4. Eliminate Any Redundant Code
In another use case, Google faced the challenge of cleaning up experimental code that had become stale. Obsolete experimental code can lead to inefficiencies and maintenance headaches. Using AI, Google performed several crucial steps to clean up such code. Initially, they located areas in the code where flags or experiments were mentioned, subsequently removing any code references to the flag. Next, they simplified any conditional expressions that depended on the flag and eliminated any redundant or dead code. This meticulous cleanup also involved updating existing tests while discarding any unnecessary or obsolete tests. This comprehensive approach ensured that the codebase remained clean, efficient, and scalable, significantly reducing the time and resources required for manual cleanup.
5. Revise Tests and Discard Unnecessary Tests
Code migration is essential for maintaining software applications, as it boosts performance, resilience, keeps systems current, and removes outdated code. However, it can be highly complex and time-consuming since code is often scattered across numerous environments. While artificial intelligence (AI) has begun to assist with various basic programming tasks, it has faced challenges in effectively managing the intricate process of code migration.
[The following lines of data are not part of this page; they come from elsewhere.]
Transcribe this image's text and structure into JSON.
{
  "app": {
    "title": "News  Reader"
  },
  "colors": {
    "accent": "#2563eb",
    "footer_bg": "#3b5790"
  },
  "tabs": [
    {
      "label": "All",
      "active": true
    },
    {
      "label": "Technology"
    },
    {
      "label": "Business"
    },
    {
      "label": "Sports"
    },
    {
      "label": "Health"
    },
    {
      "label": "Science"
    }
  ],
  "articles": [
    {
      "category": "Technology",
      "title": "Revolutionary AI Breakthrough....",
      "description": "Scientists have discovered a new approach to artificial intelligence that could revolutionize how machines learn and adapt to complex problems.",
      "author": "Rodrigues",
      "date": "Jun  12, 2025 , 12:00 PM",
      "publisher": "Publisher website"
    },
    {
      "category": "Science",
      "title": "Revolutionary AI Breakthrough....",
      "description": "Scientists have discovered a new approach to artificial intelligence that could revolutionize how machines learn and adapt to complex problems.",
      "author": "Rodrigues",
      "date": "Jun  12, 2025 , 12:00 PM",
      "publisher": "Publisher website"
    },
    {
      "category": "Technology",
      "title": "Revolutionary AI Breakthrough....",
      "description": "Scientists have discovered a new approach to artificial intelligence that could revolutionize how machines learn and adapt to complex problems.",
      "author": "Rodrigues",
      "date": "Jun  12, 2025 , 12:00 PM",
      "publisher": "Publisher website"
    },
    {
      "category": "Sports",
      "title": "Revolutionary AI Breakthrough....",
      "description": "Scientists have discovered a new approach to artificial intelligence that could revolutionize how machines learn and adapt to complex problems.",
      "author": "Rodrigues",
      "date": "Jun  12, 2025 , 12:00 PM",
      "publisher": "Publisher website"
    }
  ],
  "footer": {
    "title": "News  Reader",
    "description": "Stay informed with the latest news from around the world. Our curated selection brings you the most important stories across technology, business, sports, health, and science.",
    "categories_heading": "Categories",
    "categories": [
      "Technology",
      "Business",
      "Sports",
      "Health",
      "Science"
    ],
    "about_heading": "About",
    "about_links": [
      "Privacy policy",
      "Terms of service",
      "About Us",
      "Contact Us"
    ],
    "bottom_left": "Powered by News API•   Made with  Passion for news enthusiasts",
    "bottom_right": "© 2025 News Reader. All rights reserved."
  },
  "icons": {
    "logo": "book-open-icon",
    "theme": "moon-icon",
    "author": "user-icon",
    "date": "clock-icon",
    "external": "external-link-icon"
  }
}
Google has made significant progress in addressing this issue by implementing a new step-by-step process and a standardized toolkit where large language models (LLMs) pinpoint the necessary file changes. Google reports that this innovative approach has sped up code migrations by 50%, setting a new benchmark in the industry. In a recent experience report, a team from Google Core and Google Ads detailed their method, suggesting it could transform code maintenance in large enterprises. Here, we delve into the detailed steps Google has undertaken and showcase a few practical applications of their pioneering method.